Most people with the condition have type 2. The pancreas makes a hormone called insulin. It’s what lets your cells turn glucose from the food you eat into energy. Unlike T1, People with type 2 diabetes make insulin, but their cells don’t use it as well as they should. Doctors call this insulin resistance.
Nada says diabetics have to be very smart, like mathematicians, making calculations all day to manage their condition – something made easier by having up to date information, removing a lot of the guesswork involved.
Diabetes may cause depression for many people. The American Psychiatric Association found that the prevalence rate of depression in females was double the rate in males. The American Diabetes Association has concluded that women experience depression twice as frequent as men, and that depression increases in women with diabetes.
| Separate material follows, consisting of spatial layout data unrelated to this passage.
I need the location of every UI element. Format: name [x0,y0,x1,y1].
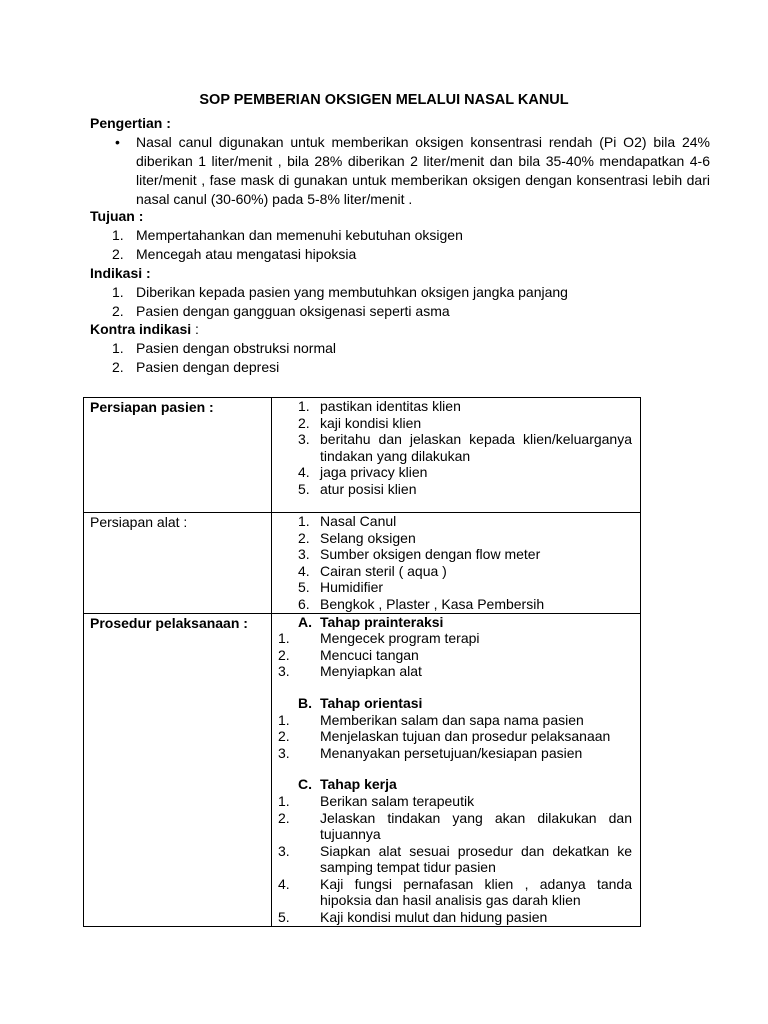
pengertian-text: Nasal canul digunakan untuk memberikan oksigen konsentrasi rendah (Pi O2) bila 24% diberikan 1 liter/menit , bila 28% diberikan 2 liter/menit dan bila 35-40% mendapatkan 4-6 liter/menit , fase mask di gunakan untuk memberikan oksigen dengan konsentrasi lebih dari nasal canul (30-60%) pada 5-8% liter/menit . [136,134,710,207]
list-item-text: Mempertahankan dan memenuhi kebutuhan oksigen [136,227,463,243]
list-item: 3. Siapkan alat sesuai prosedur dan dekatkan ke samping tempat tidur pasien [278,842,632,876]
list-item: 1. pastikan identitas klien [298,398,461,414]
table-cell-content [272,613,641,926]
list-item-text: Memberikan salam dan sapa nama pasien [320,711,584,728]
list-item: 3. Menanyakan persetujuan/kesiapan pasien [278,744,583,761]
document-title: SOP PEMBERIAN OKSIGEN MELALUI NASAL KANUL [199,92,569,108]
list-item-text: beritahu dan jelaskan kepada klien/keluarganya tindakan yang dilakukan [320,431,632,464]
list-item: 1. Nasal Canul [298,513,397,529]
stage-mark: A. [298,613,312,630]
persiapan-alat-label: Persiapan alat : [90,514,188,530]
pengertian-bullet [90,133,710,209]
persiapan-pasien-label: Persiapan pasien : [90,399,214,415]
table-cell-label [84,398,272,513]
table-row-persiapan-alat [84,513,641,614]
list-item-text: Siapkan alat sesuai prosedur dan dekatkan ke samping tempat tidur pasien [320,842,632,876]
list-item: 3. beritahu dan jelaskan kepada klien/keluarganya tindakan yang dilakukan [298,431,632,464]
stage-title: Tahap kerja [320,776,397,793]
spacer [272,761,632,776]
list-item: 1. Pasien dengan obstruksi normal [90,339,710,358]
kontra-heading: Kontra indikasi [90,321,192,337]
list-item-text: Diberikan kepada pasien yang membutuhkan oksigen jangka panjang [136,284,568,300]
list-item: 2. Jelaskan tindakan yang akan dilakukan dan tujuannya [278,809,632,843]
list-item-text: Mencegah atau mengatasi hipoksia [136,246,357,262]
list-item-text: Berikan salam terapeutik [320,792,475,809]
table-cell-label [84,613,272,926]
list-item-text: Kaji kondisi mulut dan hidung pasien [320,909,548,926]
list-item-text: Bengkok , Plaster , Kasa Pembersih [320,595,545,612]
table-cell-content [272,398,641,513]
list-item-text: Jelaskan tindakan yang akan dilakukan dan tujuannya [320,809,632,843]
list-item-text: Mencuci tangan [320,646,419,663]
list-item: 1. Memberikan salam dan sapa nama pasien [278,711,584,728]
list-item-text: Pasien dengan gangguan oksigenasi seperti asma [136,303,450,319]
list-item-text: atur posisi klien [320,480,417,497]
list-item: 5. atur posisi klien [298,480,417,497]
list-item: 4. Cairan steril ( aqua ) [298,562,447,579]
section-pengertian [90,114,710,209]
table-row-persiapan-pasien [84,398,641,513]
stage-heading [272,614,632,631]
list-item: 4. jaga privacy klien [298,464,428,481]
list-item: 4. Kaji fungsi pernafasan klien , adanya tanda hipoksia dan hasil analisis gas darah klien [278,875,632,909]
list-item: 2. Mencegah atau mengatasi hipoksia [90,245,710,264]
stage-title: Tahap orientasi [320,694,423,711]
list-item: 2. Pasien dengan gangguan oksigenasi seperti asma [90,302,710,321]
bullet-icon: • [115,134,120,150]
list-item-text: Kaji fungsi pernafasan klien , adanya tanda hipoksia dan hasil analisis gas darah klien [320,875,632,909]
list-item: 2. Menjelaskan tujuan dan prosedur pelaksanaan [278,728,611,745]
list-item-text: Pasien dengan obstruksi normal [136,340,337,356]
list-item-text: Humidifier [320,579,384,596]
list-item-text: Nasal Canul [320,513,397,529]
list-item-text: kaji kondisi klien [320,414,422,431]
list-item: 3. Menyiapkan alat [278,663,422,680]
list-item-text: Pasien dengan depresi [136,359,280,375]
stage-heading [272,776,632,793]
list-item: 1. Diberikan kepada pasien yang membutuhkan oksigen jangka panjang [90,283,710,302]
table-row-prosedur [84,613,641,926]
list-item-text: Sumber oksigen dengan flow meter [320,546,541,563]
list-item-text: pastikan identitas klien [320,398,461,414]
table-cell-content [272,513,641,614]
prosedur-label: Prosedur pelaksanaan : [90,614,248,631]
list-item: 1. Mengecek program terapi [278,630,480,647]
list-item: 2. kaji kondisi klien [298,414,422,431]
section-tujuan [90,207,710,264]
kontra-colon: : [191,321,199,337]
list-item: 2. Selang oksigen [298,529,416,546]
list-item-text: jaga privacy klien [320,464,428,481]
stage-heading [272,695,632,712]
list-item-text: Selang oksigen [320,529,416,546]
list-item: 1. Berikan salam terapeutik [278,792,475,809]
section-indikasi [90,264,710,321]
spacer [272,680,632,695]
list-item: 5. Kaji kondisi mulut dan hidung pasien [278,909,548,926]
sop-table [83,397,641,927]
list-item: 1. Mempertahankan dan memenuhi kebutuhan oksigen [90,226,710,245]
kontra-heading-line [90,320,710,339]
section-kontra-indikasi [90,320,710,377]
list-item: 5. Humidifier [298,579,384,596]
stage-mark: C. [298,776,312,793]
pengertian-heading: Pengertian : [90,115,171,131]
list-item-text: Menanyakan persetujuan/kesiapan pasien [320,744,583,761]
tujuan-heading: Tujuan : [90,208,144,224]
indikasi-heading: Indikasi : [90,265,151,281]
list-item: 2. Pasien dengan depresi [90,358,710,377]
table-cell-label [84,513,272,614]
list-item-text: Menyiapkan alat [320,663,422,680]
list-item-text: Mengecek program terapi [320,630,480,647]
list-item-text: Menjelaskan tujuan dan prosedur pelaksanaan [320,728,611,745]
list-item: 3. Sumber oksigen dengan flow meter [298,546,541,563]
stage-title: Tahap prainteraksi [320,613,444,630]
list-item: 6. Bengkok , Plaster , Kasa Pembersih [298,595,545,612]
list-item: 2. Mencuci tangan [278,646,419,663]
list-item-text: Cairan steril ( aqua ) [320,562,447,579]
stage-mark: B. [298,694,312,711]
Despite all the difficulties, Nada hopes to raise awareness about the possibility about managing diabetes and to break down misconceptions that diabetics need to be excluded from activities or schools.
Nada is definitely one of the superhero moms. She is a great example of an Arab woman who has broken the barriers of Diabetes and lives her life to the fullest despite her illness and is teaching her son the same.